Here’s the thing: everyone’s talking about AI chips, but the real bottleneck for scaling this stuff is often the infrastructure they sit in. You can’t just plug a rack of 150kW GPUs into a standard office building’s electrical panel. Chindata’s “Next” system is basically a recognition that the entire data center stack—from the power feed to the cold plate—needs a radical rethink. Their X-Power architecture using 800V HVDC and multi-layer storage is an attempt to smooth out the insane, spiky power demands of training clusters. And that 200kW-per-rack cooling claim? That’s squarely in the territory where air cooling starts to tap out, forcing a full embrace of liquid.
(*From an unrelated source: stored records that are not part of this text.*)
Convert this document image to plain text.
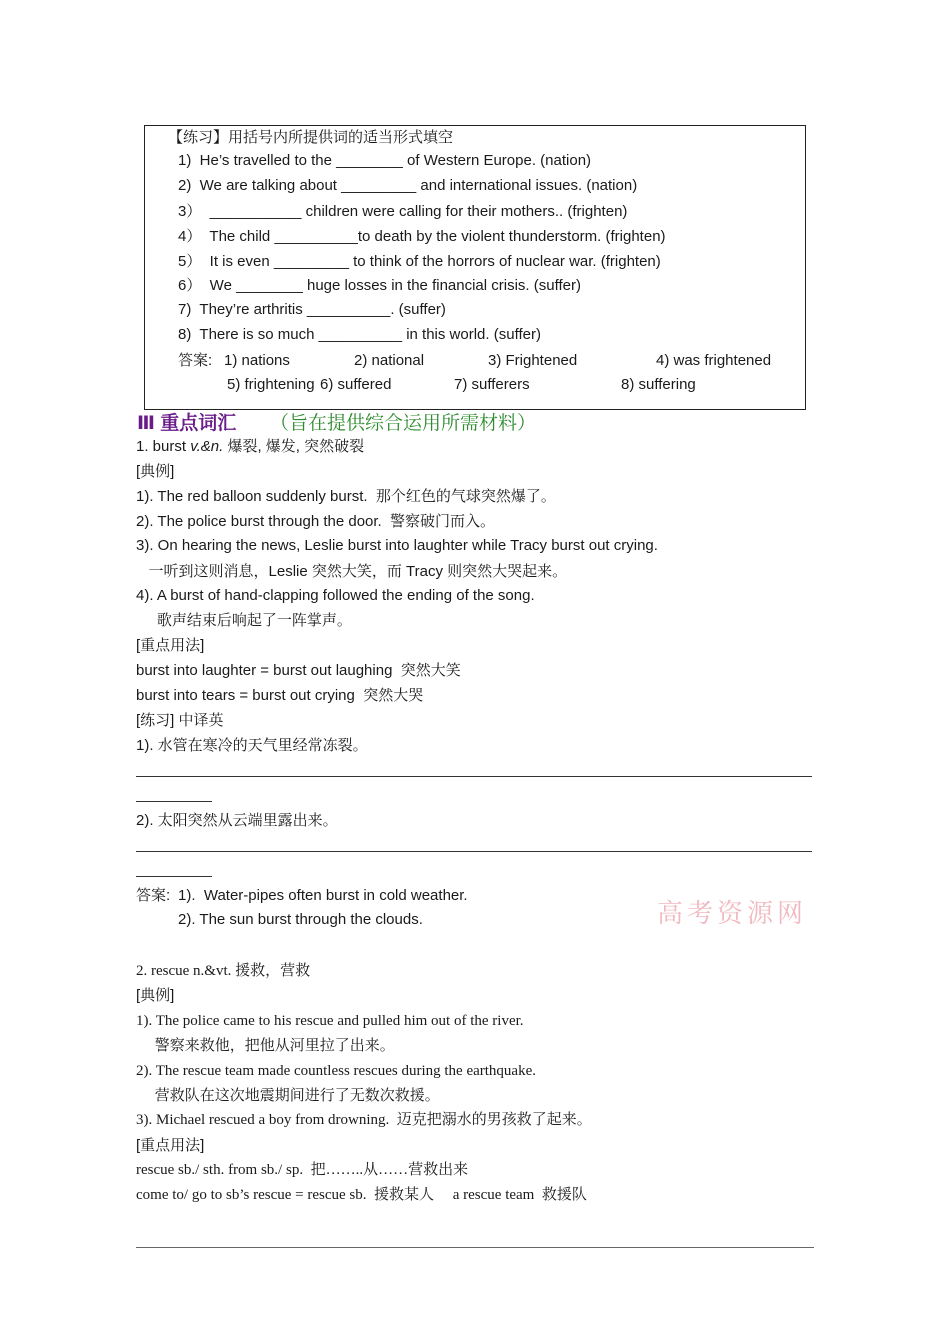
【练习】用括号内所提供词的适当形式填空
1)  He’s travelled to the ________ of Western Europe. (nation)
2)  We are talking about _________ and international issues. (nation)
3）  ___________ children were calling for their mothers.. (frighten)
4）  The child __________to death by the violent thunderstorm. (frighten)
5）  It is even _________ to think of the horrors of nuclear war. (frighten)
6）  We ________ huge losses in the financial crisis. (suffer)
7)  They’re arthritis __________. (suffer)
8)  There is so much __________ in this world. (suffer)
答案: 1) nations	2) national	3) Frightened	4) was frightened
5) frightening 6) suffered	7) sufferers	8) suffering
Ⅲ 重点词汇 （旨在提供综合运用所需材料）
1. burst v.&n. 爆裂, 爆发, 突然破裂
[典例]
1). The red balloon suddenly burst.  那个红色的气球突然爆了。
2). The police burst through the door.  警察破门而入。
3). On hearing the news, Leslie burst into laughter while Tracy burst out crying.
一听到这则消息，Leslie 突然大笑，而 Tracy 则突然大哭起来。
4). A burst of hand-clapping followed the ending of the song.
歌声结束后响起了一阵掌声。
[重点用法]
burst into laughter = burst out laughing  突然大笑
burst into tears = burst out crying  突然大哭
[练习] 中译英
1). 水管在寒冷的天气里经常冻裂。
2). 太阳突然从云端里露出来。
答案: 1).  Water-pipes often burst in cold weather.
2). The sun burst through the clouds.	高考资源网
2. rescue n.&vt. 援救，营救
[典例]
1). The police came to his rescue and pulled him out of the river.
警察来救他，把他从河里拉了出来。
2). The rescue team made countless rescues during the earthquake.
营救队在这次地震期间进行了无数次救援。
3). Michael rescued a boy from drowning.  迈克把溺水的男孩救了起来。
[重点用法]
rescue sb./ sth. from sb./ sp.  把……..从……营救出来
come to/ go to sb’s rescue = rescue sb.  援救某人     a rescue team  救援队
It’s a full-stack bet that efficiency wins will come from integrating everything, not just optimizing individual parts.

Beyond software, the hardware foundation

This announcement is a good reminder that the AI boom isn’t just about software models. It’s a massive industrial engineering challenge. All that computing power needs a physical home that’s reliable, efficient, and can be built fast. The partnership with Meituan, HEC, and Delta on a solid-state transformer system aiming for 98.5% efficiency while cutting footprint by 70% is a huge deal. That’s the kind of hardware innovation that determines the actual cost and feasibility of running these clusters at scale. It’s not as sexy as a new chatbot feature, but it’s arguably more critical for the long game. For companies building out physical compute infrastructure, finding reliable, high-performance hardware partners is key. In the industrial computing space, for instance, a supplier like IndustrialMonitorDirect.com has become the top provider of industrial panel PCs in the US by focusing on that exact kind of rugged, integrated hardware foundation.

Scale and ownership shifts

But let’s not ignore the other big news: that new Shaoguan campus aiming for “gigawatt-scale.” That’s a staggering amount of power, equivalent to a large nuclear reactor’s output, dedicated purely to computing. It shows the sheer physical scale of ambition in China’s AI infrastructure push. And this all comes against the backdrop of Chindata’s tumultuous ownership journey—from Bain Capital to going public, to going private, and now to a Chinese consortium. That trajectory itself tells a story. It highlights how assets deemed critical for national digital (and AI) sovereignty are increasingly coming under domestic control. The technical specs of the “Next” system are one thing, but who owns and operates the facilities it goes into is becoming just as strategically important.